Convention over Configuration

I like the benefits offered from Convention over Configuration.

I probably came across a serious application of it first when looking into Maven, where you are given you project structure and if you follow it, most of the work of looking after you project is done for you. You can of course choose your own, but then it’s up to you to sort it out.

More recently I have found it with grails. Again, your project structure is provided and if you create a file in the domain directory, that is assumed to be a domain object and the framework will, if asked, create a controller and views for it.

Convention over Configuration has enabled me to get into [insert target technology here] quickly, without getting caught up in the sort of lengthy set up that might just be too involved for the time you have available. Imagine taking an hour out of your day to get a handle on your first aspect of J2EE, something like JMS for instance.

Actually, how long would take you to knock up a “Hello World” message driven bean when you do know what you are doing?

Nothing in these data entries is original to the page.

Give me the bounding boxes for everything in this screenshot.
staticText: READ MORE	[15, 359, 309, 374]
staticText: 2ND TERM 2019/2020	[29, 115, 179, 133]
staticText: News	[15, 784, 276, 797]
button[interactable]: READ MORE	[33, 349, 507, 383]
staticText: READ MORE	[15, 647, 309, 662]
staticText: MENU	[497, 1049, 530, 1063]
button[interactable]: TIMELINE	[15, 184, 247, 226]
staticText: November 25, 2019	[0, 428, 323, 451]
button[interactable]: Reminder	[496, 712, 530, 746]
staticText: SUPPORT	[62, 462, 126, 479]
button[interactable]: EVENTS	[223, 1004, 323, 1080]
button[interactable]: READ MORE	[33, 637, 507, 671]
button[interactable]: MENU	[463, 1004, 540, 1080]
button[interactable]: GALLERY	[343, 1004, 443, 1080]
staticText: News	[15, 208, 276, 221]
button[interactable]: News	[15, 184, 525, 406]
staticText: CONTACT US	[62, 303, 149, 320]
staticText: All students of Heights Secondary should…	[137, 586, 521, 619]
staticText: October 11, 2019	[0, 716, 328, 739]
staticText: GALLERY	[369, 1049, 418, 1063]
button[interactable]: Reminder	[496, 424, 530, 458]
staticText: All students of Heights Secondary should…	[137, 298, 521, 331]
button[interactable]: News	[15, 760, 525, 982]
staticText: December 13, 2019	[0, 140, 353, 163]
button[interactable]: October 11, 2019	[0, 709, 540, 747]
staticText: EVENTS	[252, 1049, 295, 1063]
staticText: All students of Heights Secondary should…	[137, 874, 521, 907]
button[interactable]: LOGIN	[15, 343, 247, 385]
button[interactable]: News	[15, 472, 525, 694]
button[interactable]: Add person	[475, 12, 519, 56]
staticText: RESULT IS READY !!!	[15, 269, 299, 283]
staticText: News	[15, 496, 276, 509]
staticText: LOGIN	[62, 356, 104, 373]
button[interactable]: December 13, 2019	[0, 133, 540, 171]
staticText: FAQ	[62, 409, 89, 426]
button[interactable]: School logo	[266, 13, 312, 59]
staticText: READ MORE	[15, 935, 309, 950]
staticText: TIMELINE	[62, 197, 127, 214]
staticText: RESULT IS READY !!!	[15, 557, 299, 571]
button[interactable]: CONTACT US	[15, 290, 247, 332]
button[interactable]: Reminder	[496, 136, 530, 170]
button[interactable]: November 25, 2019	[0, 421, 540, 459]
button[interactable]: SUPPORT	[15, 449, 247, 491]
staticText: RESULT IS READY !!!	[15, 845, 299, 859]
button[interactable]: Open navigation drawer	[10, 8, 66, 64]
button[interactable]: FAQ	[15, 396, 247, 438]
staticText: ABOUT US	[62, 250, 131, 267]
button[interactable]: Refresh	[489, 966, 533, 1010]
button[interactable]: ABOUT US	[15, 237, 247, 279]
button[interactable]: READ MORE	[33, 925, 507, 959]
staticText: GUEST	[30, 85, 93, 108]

Unfortunately, these benefits have only really been mine and not the projects I’ve been working on. Over a number of years, I have been involved early enough to have been involved in some aspect of the inception phase of a number of projects. In many of these there was time spent on defining the project structure. Not the architecture or the design, just where the the source folder was going to be in respect to the lib folder or what the package name for tests would look like. I’m not talking months of discussion here, but time, each time nevertheless. So even this small part of convention would have been beneficial.